Many people aren’t aware that even if they have their emergency medication with them, with instructions, that it may not be given to them. Their carefully labeled, lifesaving treatment could potentially not be administered by the emergency personnel or first responders.
The Shelton family found this out through another’s story. The Shelton’s have a son named Danny, who was diagnosed with severe hemophilia before he was a year old. They prepared as much as they could to make sure he would be safe wherever he was, whatever the circumstances. They put a medical alert on his car seat, they attached his emergency replacement clotting factor, they included medical orders and dosing information and thought he was safe if his parents couldn’t act or speak.

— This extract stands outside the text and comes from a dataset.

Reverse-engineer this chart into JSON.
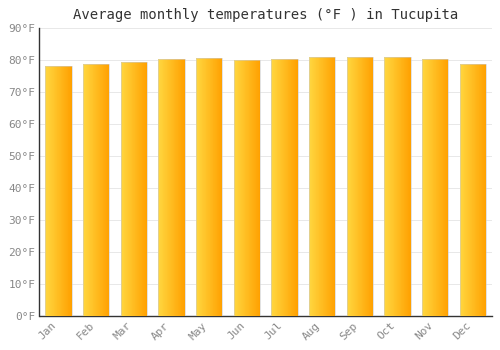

In 2014 they lost their sense of security.
At a pharmaceutical company’s medical advisory board meeting, Danny’s mom was discussing their detailed emergency plans for their son when she was told by another hemophilia patient, “great plan, but it won’t do you any good.”
Shocked, she listened as Wayne Cook explained that he had been in a bad car accident thirteen years prior that left him with a head injury and a broken wrist. Knowing the danger of the head injury alone, he would have given himself his injection, but the broken wrist left him helpless. When the ambulance came he was conscious and was able to give verbal instructions to the emergency responders. They told him they could not administer the medication. He would have to wait until he was in the ER.
Time was ticking and the ER staff gave him the same response. They would not administer the medication that he had brought. He began to have vision problems. Picturing the bleeding in his brain that could end his life and unable to convince the ER staff, he called his wife. She asked the nurses to leave and gave her husband the treatment he needed.
This incident put them on the road to making change in New York. It took 7 years for them to change their state protocol for EMS service.
Wayne Cook is now the president of the organization The Coalition for Hemophilia B and a strong supporter of the Shelton family’s efforts.
The Shelton family did their own research, and met with other families. To their dismay, they found this to be a pattern. They met people who had lost loved ones because their emergency treatment was not administered due to protocol.
They decided that someone needed to change policies to avoid these needless tragedies. They decided to be the family who would be the catalyst for change.
Darlene Shelton, Danny’s grandmother, became the driving force for their campaign. Their organization, dubbed “Danny’s Dose” after the little boy who held their hearts, was formed. Danny’s Dose aims to change the protocols across the entire country, for anyone who requires “specialized emergency treatment due to rare disease or chronic illness”.
Darlene wasn’t sure where to start to create this type of change. She learned it is not necessarily an issue of legislation; more typically, it’s an issue of regulation. Standard protocols which exist because of concerns regarding liability in an increasingly litigious society. At times, medication or a specific treatment is delayed only due to a general lack of knowledge.
Lacking resources but not motivation, Darlene started calling people. She found there was no existent push for change in this area and that differences varied by local: some people might be given their treatment if they called an ambulance, some might be treated in an emergency room but overall they normally will just be transferred to a Level 1 trauma center likely several hours away.
Darlene advocates that times have changed and protocols need to change too. “Medicine wasn’t like it is today. People weren’t able to be as active with their healthcare.”
The Sheltons also stress the need for rare disease patients to advocate for themselves more and be more prepared than people with more common conditions.
“Rare patients won’t have their medicine available to them in an ambulance or in most ERs”. ~Darlene
Patients and their parents need to put in the effort to plan to protect their own wellbeing in an emergency. Darlene and her family are determined to make families aware of their roles in protection and that those efforts aren’t futile.
“If parents aren’t aware of the protocols in place how can we protect our children? Until 2014 we thought Danny was safe.” ~Darlene
The Sheltons were successful in passing the very first state EMS Bill in Missouri in May,2017 and held their first Family Emergency Preparedness Education Event this past September. They are working diligently to raise awareness across the US to continue to make change. Darlene was recently on Capitol Hill, advocating not only for state legislation but for federal legislation as an added level of liability protection and clarifying treatment standards.